Sametime uses SIP to negotiate media sessions. Embedded in the SIP message is an SDP (Session Description Protocol RFC 4566) section containing the desired session bandwidth attribute, which the Bandwidth Manager uses to monitor transmission rates on the managed network.

The following graphic shows Bandwidth Manager deployed and part of the signalling path, performing CAC (Call Access Control) based on the available bandwidth.

Signalling path, endpoint A and endpoint B with Bandwidth Manager performing Call Access Control based on available bandwidth.

Depending on user policy, locations of the call, and available bandwidth, the Bandwidth Manager might accept the call, reject the call, or modify the media or the bandwidth attribute in the SDP. The action ensures that the total transmission rate for audio and video does not exceed the available bandwidth allocated for audio and video usage in the system configuration.

Calls are recorded with detail such as call locations and bandwidth required.
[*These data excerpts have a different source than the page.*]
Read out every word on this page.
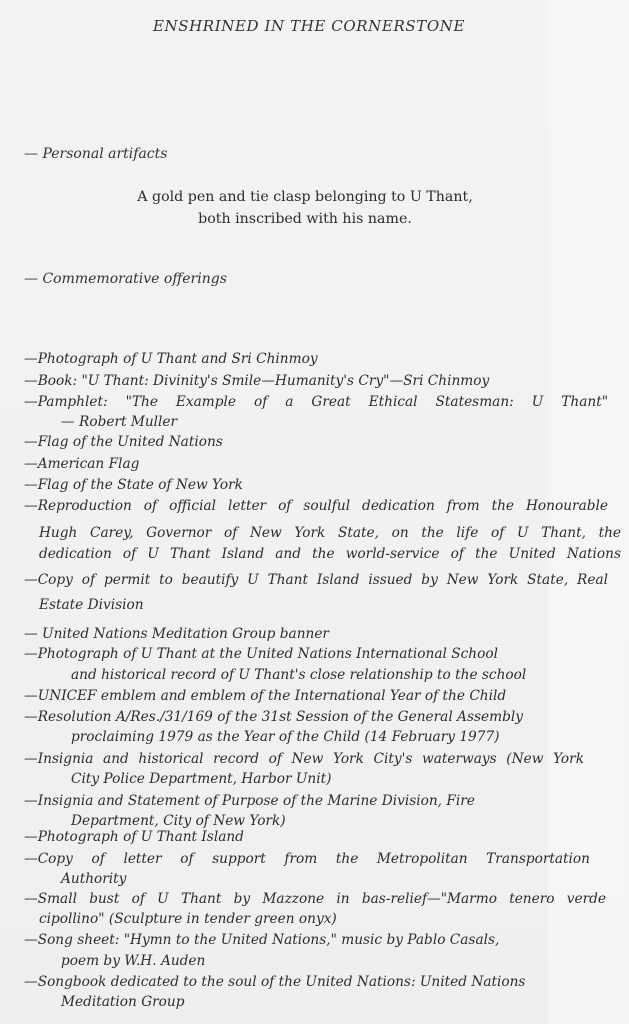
ENSHRINED IN THE CORNERSTONE
— Personal artifacts
A gold pen and tie clasp belonging to U Thant,
both inscribed with his name.
— Commemorative offerings
—Photograph of U Thant and Sri Chinmoy
—Book: "U Thant: Divinity's Smile—Humanity's Cry"—Sri Chinmoy
—Pamphlet: "The Example of a Great Ethical Statesman: U Thant"
— Robert Muller
—Flag of the United Nations
—American Flag
—Flag of the State of New York
—Reproduction of official letter of soulful dedication from the Honourable
Hugh Carey, Governor of New York State, on the life of U Thant, the
dedication of U Thant Island and the world-service of the United Nations
—Copy of permit to beautify U Thant Island issued by New York State, Real
Estate Division
— United Nations Meditation Group banner
—Photograph of U Thant at the United Nations International School
and historical record of U Thant's close relationship to the school
—UNICEF emblem and emblem of the International Year of the Child
—Resolution A/Res./31/169 of the 31st Session of the General Assembly
proclaiming 1979 as the Year of the Child (14 February 1977)
—Insignia and historical record of New York City's waterways (New York
City Police Department, Harbor Unit)
—Insignia and Statement of Purpose of the Marine Division, Fire
Department, City of New York)
—Photograph of U Thant Island
—Copy of letter of support from the Metropolitan Transportation
Authority
—Small bust of U Thant by Mazzone in bas-relief—"Marmo tenero verde
cipollino" (Sculpture in tender green onyx)
—Song sheet: "Hymn to the United Nations," music by Pablo Casals,
poem by W.H. Auden
—Songbook dedicated to the soul of the United Nations: United Nations
Meditation Group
Organizations can use this information to measure audio and video usage and their utilization of the network capacity for future planning. Use the data captured by the Sametime Bandwidth Manager to calculate the impact that the deployment of audio and video exerts on the network.

There are differences in audio and video codecs bandwidth usage due to how the Media Manage processes the data in Sametime. Calculating the required network bandwidth for an organization should be based on the formulas given in Table 2 and Table 4. It should be part of capacity planning to afford the most optimal network conditions for audio and video. Organizations should consider deploying Bandwidth Manager to protect the network and to ensure quality audio and video calls. Using data captured by the Bandwidth Manager enables organization to plan for future capacity.